Heil- und Hilfsmittelversorgungsgesetz nimmt Gestalt an

Obwohl der Referentenentwurf zum Heil- und Hilfsmittelversorgungsstärkungsgesetz (HHVG) anders als erwartet die Ressortabstimmung zwischen den Bundesministerien noch nicht passiert hat, berichten Medien wie die Süddeutsche Zeitung bereits am 14. Juni 2016 über die Inhalte.

Wie zu hören ist, hat das Finanzministerium weiteren Klärungsbedarf angemeldet. Worum es dabei geht, werden wir bald wissen. In der Sache sind wir optimistisch, weil der Gesetzentwurf den Segen des Kanzleramtes hat und angemessene Mehrausgaben unausweichlich sind, um die Versorgung der Patienten mit Heilmitteln dauerhaft zu sichern.
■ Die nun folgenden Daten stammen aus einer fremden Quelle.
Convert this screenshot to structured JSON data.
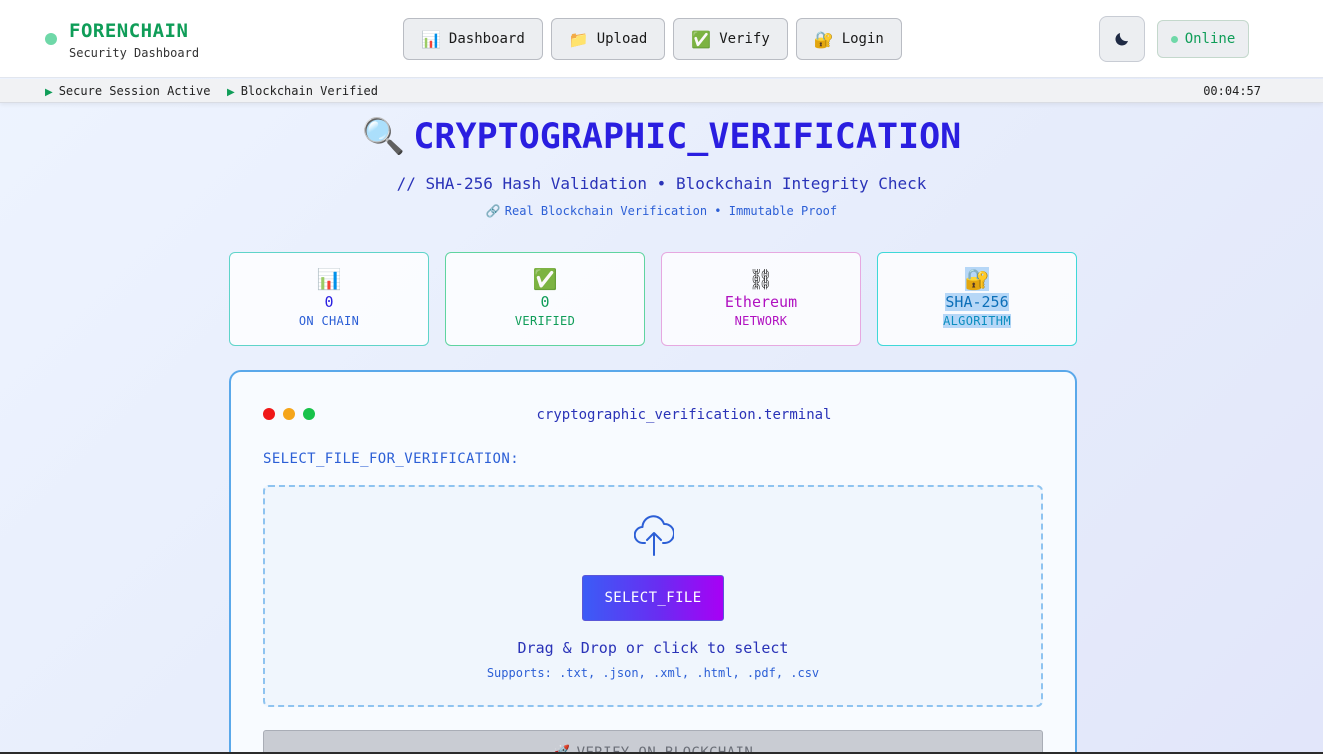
{
  "brand": {
    "name": "FORENCHAIN",
    "subtitle": "Security Dashboard"
  },
  "nav": [
    {
      "icon": "📊",
      "icon_name": "bar-chart-icon",
      "label": "Dashboard"
    },
    {
      "icon": "📁",
      "icon_name": "folder-icon",
      "label": "Upload"
    },
    {
      "icon": "✅",
      "icon_name": "check-box-icon",
      "label": "Verify"
    },
    {
      "icon": "🔐",
      "icon_name": "lock-key-icon",
      "label": "Login"
    }
  ],
  "status": {
    "label": "Online"
  },
  "subbar": {
    "items": [
      "Secure Session Active",
      "Blockchain Verified"
    ],
    "timer": "00:04:57"
  },
  "hero": {
    "icon": "🔍",
    "title": "CRYPTOGRAPHIC_VERIFICATION",
    "subtitle": "// SHA-256 Hash Validation • Blockchain Integrity Check",
    "tagline_icon": "🔗",
    "tagline": "Real Blockchain Verification • Immutable Proof"
  },
  "stats": [
    {
      "icon": "📊",
      "value": "0",
      "label": "ON CHAIN"
    },
    {
      "icon": "✅",
      "value": "0",
      "label": "VERIFIED"
    },
    {
      "icon": "⛓",
      "value": "Ethereum",
      "label": "NETWORK"
    },
    {
      "icon": "🔐",
      "value": "SHA-256",
      "label": "ALGORITHM"
    }
  ],
  "terminal": {
    "title": "cryptographic_verification.terminal",
    "select_label": "SELECT_FILE_FOR_VERIFICATION:",
    "select_button": "SELECT_FILE",
    "drag_text": "Drag & Drop or click to select",
    "supports": "Supports: .txt, .json, .xml, .html, .pdf, .csv",
    "verify_icon": "🚀",
    "verify_button": "VERIFY_ON_BLOCKCHAIN"
  },
  "colors": {
    "accent_green": "#0f9d58",
    "title_blue": "#2a1ee0",
    "traffic_red": "#f01818",
    "traffic_yellow": "#f5a51a",
    "traffic_green": "#18c24a"
  }
}
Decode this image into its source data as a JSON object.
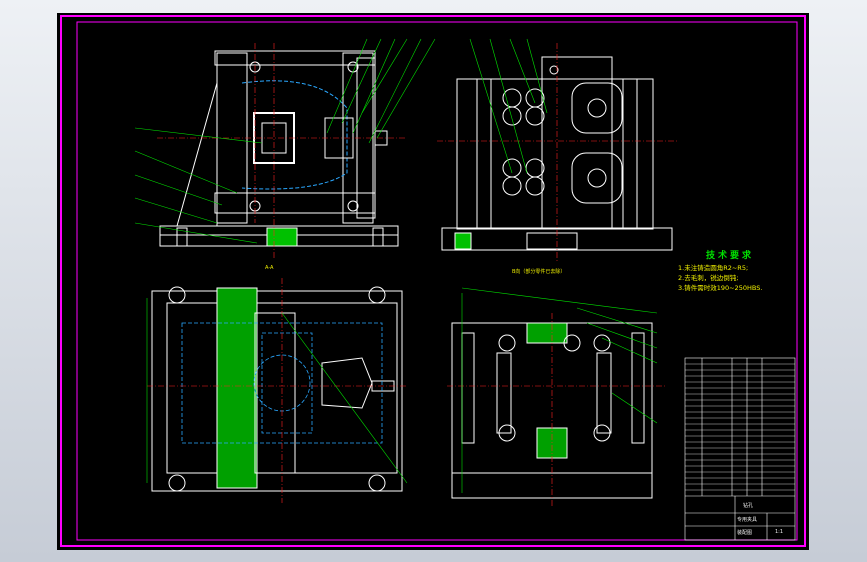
{
  "colors": {
    "background": "#000000",
    "frame": "#ff00ff",
    "outline": "#ffffff",
    "hidden": "#2aa8ff",
    "section_fill": "#00c000",
    "center_line": "#ff2020",
    "leader": "#00e000",
    "text": "#f0f000"
  },
  "technical_requirements": {
    "title": "技术要求",
    "items": [
      "1.未注铸造圆角R2~R5;",
      "2.去毛刺，锐边倒钝;",
      "3.铸件需时效190~250HBS."
    ]
  },
  "view_labels": {
    "section_a": "A-A",
    "exploded_note": "B向（部分零件已去除）"
  },
  "title_block": {
    "row1": "钻孔",
    "row2": "专用夹具",
    "row3": "装配图",
    "sheet": "1:1"
  }
}
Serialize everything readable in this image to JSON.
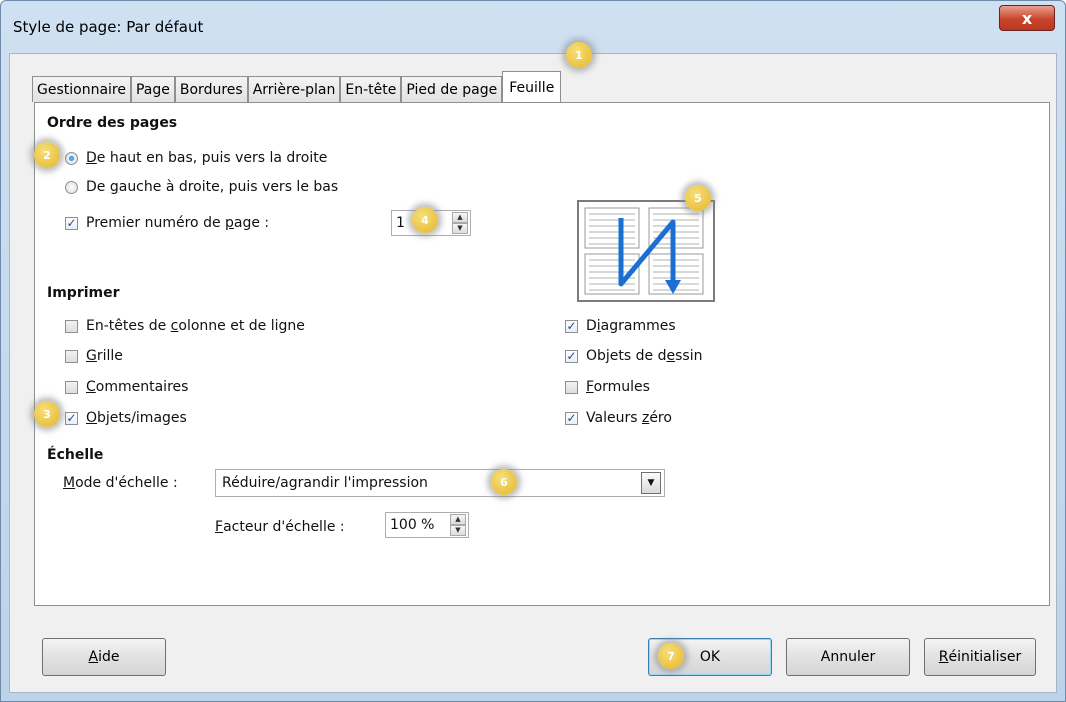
{
  "window": {
    "title": "Style de page: Par défaut",
    "close_label": "x"
  },
  "tabs": [
    {
      "label": "Gestionnaire"
    },
    {
      "label": "Page"
    },
    {
      "label": "Bordures"
    },
    {
      "label": "Arrière-plan"
    },
    {
      "label": "En-tête"
    },
    {
      "label": "Pied de page"
    },
    {
      "label": "Feuille",
      "active": true
    }
  ],
  "page_order": {
    "title": "Ordre des pages",
    "option1_ul": "D",
    "option1_rest": "e haut en bas, puis vers la droite",
    "option1_selected": true,
    "option2_pre": "De ",
    "option2_ul": "g",
    "option2_rest": "auche à droite, puis vers le bas",
    "option2_selected": false,
    "first_page_pre": "Premier numéro de ",
    "first_page_ul": "p",
    "first_page_rest": "age :",
    "first_page_checked": true,
    "first_page_value": "1"
  },
  "print": {
    "title": "Imprimer",
    "left_items": [
      {
        "pre": "En-têtes de ",
        "ul": "c",
        "rest": "olonne et de ligne",
        "checked": false
      },
      {
        "pre": "",
        "ul": "G",
        "rest": "rille",
        "checked": false
      },
      {
        "pre": "",
        "ul": "C",
        "rest": "ommentaires",
        "checked": false
      },
      {
        "pre": "",
        "ul": "O",
        "rest": "bjets/images",
        "checked": true
      }
    ],
    "right_items": [
      {
        "pre": "D",
        "ul": "i",
        "rest": "agrammes",
        "checked": true
      },
      {
        "pre": "Objets de d",
        "ul": "e",
        "rest": "ssin",
        "checked": true
      },
      {
        "pre": "",
        "ul": "F",
        "rest": "ormules",
        "checked": false
      },
      {
        "pre": "Valeurs ",
        "ul": "z",
        "rest": "éro",
        "checked": true
      }
    ]
  },
  "scale": {
    "title": "Échelle",
    "mode_ul": "M",
    "mode_rest": "ode d'échelle :",
    "mode_value": "Réduire/agrandir l'impression",
    "factor_ul": "F",
    "factor_rest": "acteur d'échelle :",
    "factor_value": "100 %"
  },
  "buttons": {
    "help_ul": "A",
    "help_rest": "ide",
    "ok": "OK",
    "cancel": "Annuler",
    "reset_ul": "R",
    "reset_rest": "éinitialiser"
  },
  "callouts": [
    "1",
    "2",
    "3",
    "4",
    "5",
    "6",
    "7"
  ],
  "colors": {
    "accent_arrow": "#1a6fd0",
    "badge": "#e9c13a"
  }
}
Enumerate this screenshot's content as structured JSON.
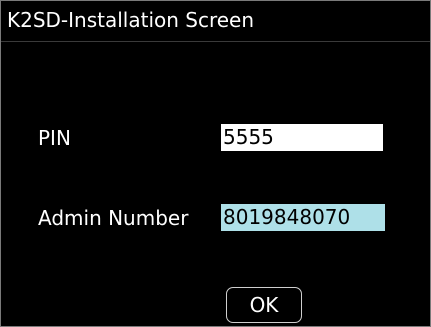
{
  "window": {
    "title": "K2SD-Installation Screen"
  },
  "form": {
    "pin": {
      "label": "PIN",
      "value": "5555"
    },
    "admin_number": {
      "label": "Admin Number",
      "value": "8019848070",
      "highlight_color": "#aee0e8"
    }
  },
  "actions": {
    "ok_label": "OK"
  }
}
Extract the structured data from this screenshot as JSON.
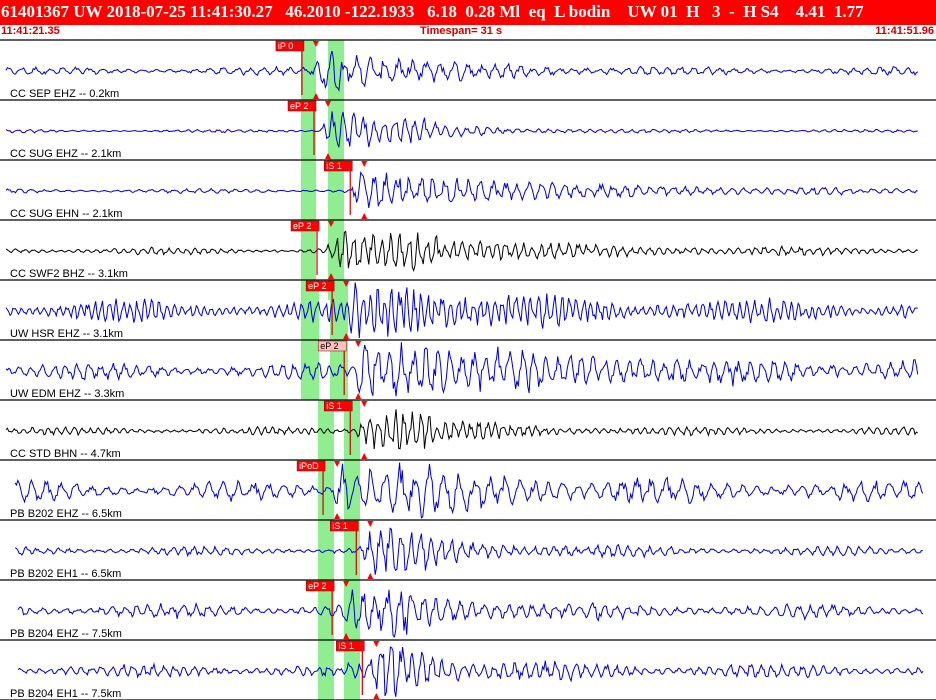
{
  "header": {
    "text": "61401367 UW 2018-07-25 11:41:30.27   46.2010 -122.1933   6.18  0.28 Ml  eq  L bodin    UW 01  H   3  -  H S4    4.41  1.77"
  },
  "timebar": {
    "start": "11:41:21.35",
    "span": "Timespan=  31 s",
    "end": "11:41:51.96"
  },
  "colors": {
    "header_bg": "#ff0000",
    "trace_blue": "#0000cc",
    "trace_black": "#000000",
    "pick_bg": "#ff0000",
    "pick_alt_bg": "#ffc0c0",
    "window_green": "#90ee90"
  },
  "chart_data": {
    "type": "line",
    "title": "61401367 UW 2018-07-25 11:41:30.27",
    "x_start": "11:41:21.35",
    "x_end": "11:41:51.96",
    "timespan_s": 31,
    "channels": [
      {
        "label": "CC SEP EHZ -- 0.2km",
        "color": "blue",
        "picks": [
          {
            "text": "iP 0",
            "t": 10.0,
            "style": "red"
          }
        ],
        "onset": 10.3,
        "end_t": 30.4,
        "noise": 0.1,
        "peak": 0.9,
        "decay": 3.5,
        "period": 0.45
      },
      {
        "label": "CC SUG EHZ -- 2.1km",
        "color": "blue",
        "picks": [
          {
            "text": "eP 2",
            "t": 10.4,
            "style": "red"
          }
        ],
        "onset": 10.6,
        "end_t": 30.4,
        "noise": 0.04,
        "peak": 0.95,
        "decay": 2.5,
        "period": 0.35,
        "burst": 13.0
      },
      {
        "label": "CC SUG EHN -- 2.1km",
        "color": "blue",
        "picks": [
          {
            "text": "iS 1",
            "t": 11.6,
            "style": "red"
          }
        ],
        "onset": 11.6,
        "end_t": 30.4,
        "noise": 0.06,
        "peak": 0.7,
        "decay": 6.0,
        "period": 0.4
      },
      {
        "label": "CC SWF2 BHZ -- 3.1km",
        "color": "black",
        "picks": [
          {
            "text": "eP 2",
            "t": 10.5,
            "style": "red"
          }
        ],
        "onset": 10.8,
        "end_t": 30.4,
        "noise": 0.09,
        "peak": 0.75,
        "decay": 5.0,
        "period": 0.3,
        "burst": 13.0
      },
      {
        "label": "UW HSR EHZ -- 3.1km",
        "color": "blue",
        "picks": [
          {
            "text": "eP 2",
            "t": 11.0,
            "style": "red"
          }
        ],
        "onset": 11.4,
        "end_t": 30.4,
        "noise": 0.28,
        "peak": 0.95,
        "decay": 4.0,
        "period": 0.25
      },
      {
        "label": "UW EDM EHZ -- 3.3km",
        "color": "blue",
        "picks": [
          {
            "text": "eP 2",
            "t": 11.4,
            "style": "pink"
          }
        ],
        "onset": 11.7,
        "end_t": 30.4,
        "noise": 0.22,
        "peak": 0.9,
        "decay": 8.0,
        "period": 0.4,
        "burst": 13.0
      },
      {
        "label": "CC STD BHN -- 4.7km",
        "color": "black",
        "picks": [
          {
            "text": "iS 1",
            "t": 11.6,
            "style": "red"
          }
        ],
        "onset": 11.8,
        "end_t": 30.4,
        "noise": 0.1,
        "peak": 0.9,
        "decay": 2.5,
        "period": 0.28,
        "burst": 12.8
      },
      {
        "label": "PB B202 EHZ -- 6.5km",
        "color": "blue",
        "picks": [
          {
            "text": "iPoD",
            "t": 10.7,
            "style": "red"
          }
        ],
        "onset": 11.0,
        "end_t": 30.6,
        "noise": 0.25,
        "peak": 0.85,
        "decay": 5.0,
        "period": 0.5,
        "start_t": 0.5,
        "burst": 12.8
      },
      {
        "label": "PB B202 EH1 -- 6.5km",
        "color": "blue",
        "picks": [
          {
            "text": "iS 1",
            "t": 11.8,
            "style": "red"
          }
        ],
        "onset": 11.9,
        "end_t": 30.6,
        "noise": 0.12,
        "peak": 0.75,
        "decay": 3.0,
        "period": 0.35,
        "start_t": 0.5,
        "burst": 12.6
      },
      {
        "label": "PB B204 EHZ -- 7.5km",
        "color": "blue",
        "picks": [
          {
            "text": "eP 2",
            "t": 11.0,
            "style": "red"
          }
        ],
        "onset": 11.3,
        "end_t": 30.6,
        "noise": 0.18,
        "peak": 0.85,
        "decay": 3.0,
        "period": 0.4,
        "start_t": 0.6,
        "burst": 12.6
      },
      {
        "label": "PB B204 EH1 -- 7.5km",
        "color": "blue",
        "picks": [
          {
            "text": "iS 1",
            "t": 12.0,
            "style": "red"
          }
        ],
        "onset": 12.2,
        "end_t": 30.6,
        "noise": 0.18,
        "peak": 0.9,
        "decay": 2.5,
        "period": 0.35,
        "start_t": 0.6,
        "burst": 12.7
      }
    ]
  }
}
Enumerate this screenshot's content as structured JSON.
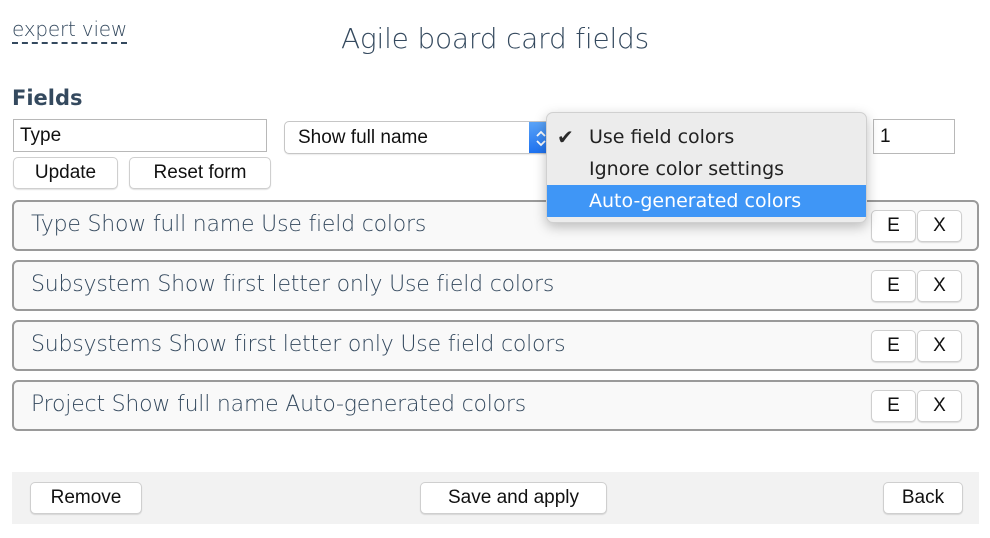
{
  "header": {
    "expert_link": "expert view",
    "title": "Agile board card fields"
  },
  "form": {
    "section_heading": "Fields",
    "field_name_value": "Type",
    "display_mode_selected": "Show full name",
    "order_value": "1",
    "update_label": "Update",
    "reset_label": "Reset form",
    "color_dropdown": {
      "selected": "Use field colors",
      "options": [
        {
          "label": "Use field colors",
          "checked": true,
          "highlighted": false
        },
        {
          "label": "Ignore color settings",
          "checked": false,
          "highlighted": false
        },
        {
          "label": "Auto-generated colors",
          "checked": false,
          "highlighted": true
        }
      ],
      "check_icon": "✔"
    }
  },
  "field_rows": [
    {
      "text": "Type Show full name Use field colors",
      "edit_label": "E",
      "delete_label": "X"
    },
    {
      "text": "Subsystem Show first letter only Use field colors",
      "edit_label": "E",
      "delete_label": "X"
    },
    {
      "text": "Subsystems Show first letter only Use field colors",
      "edit_label": "E",
      "delete_label": "X"
    },
    {
      "text": "Project Show full name Auto-generated colors",
      "edit_label": "E",
      "delete_label": "X"
    }
  ],
  "footer": {
    "remove_label": "Remove",
    "save_label": "Save and apply",
    "back_label": "Back"
  },
  "colors": {
    "text_primary": "#34495e",
    "highlight": "#3f96f6",
    "select_arrow": "#1a6ff0",
    "footer_bg": "#f2f2f2"
  }
}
Dass hier akuter Handlungsbedarf besteht, ist unstreitig.

Unsere Warnung: Die Patientenversorgung ist gefährdet!

Unsere Forderung: Vergütungserhöhungen jetzt!

Erste Fortschritte gab es bereits im Sommer 2015 mit den Neuerungen im GKV-Versorgungsstärkungsgesetz. Dazu zählen:

  • eine einheitliche Arztsoftware zur Vermeidung von Fehlern bzw. Absetzungen bei Heilmittelrezepten,
  • das Entlassmanagement zur Optimierung der poststationären Therapie und
  • die sogenannte Preisangleichungsklausel, mit der die Vergütungen für Heilmittel-Leistungen auf ein einheitliches Niveau angehoben werden. Große regionale Preisunterschiede gehören damit bald der Vergangenheit an.

Heilmittel sind ein unverzichtbarer Baustein in der Patientenversorgung

Der Gesetzgeber will mit dem Heil- und Hilfsmittelversorgungsstärkungsgesetz die Patientenversorgung flächendeckend sichern. „Wir haben in unzähligen persönlichen Gesprächen mit Gesundheitspolitikern auf Bundes- und Landesebene die Versorgungsprobleme und unsere Lösungsvorschläge erläutert“, betont Karl-Heinz Kellermann. „Es gibt drei für uns relevante Punkte im neuen Gesetzentwurf – zwei davon begrüßen wir sehr, weil sie zentralen Forderungen des Spitzenverbandes der Heilmittelverbände (SHV) entsprechen.“ Erstens handelt es sich dabei um die Abkopplung der Vergütungsentwicklung von der Grundlohnsummenbindung und zweitens um eine deutliche Beschleunigung von Schiedsverfahren, wenn sich Berufsverbände und Krankenkassen nicht auf Preisanpassungen einigen können.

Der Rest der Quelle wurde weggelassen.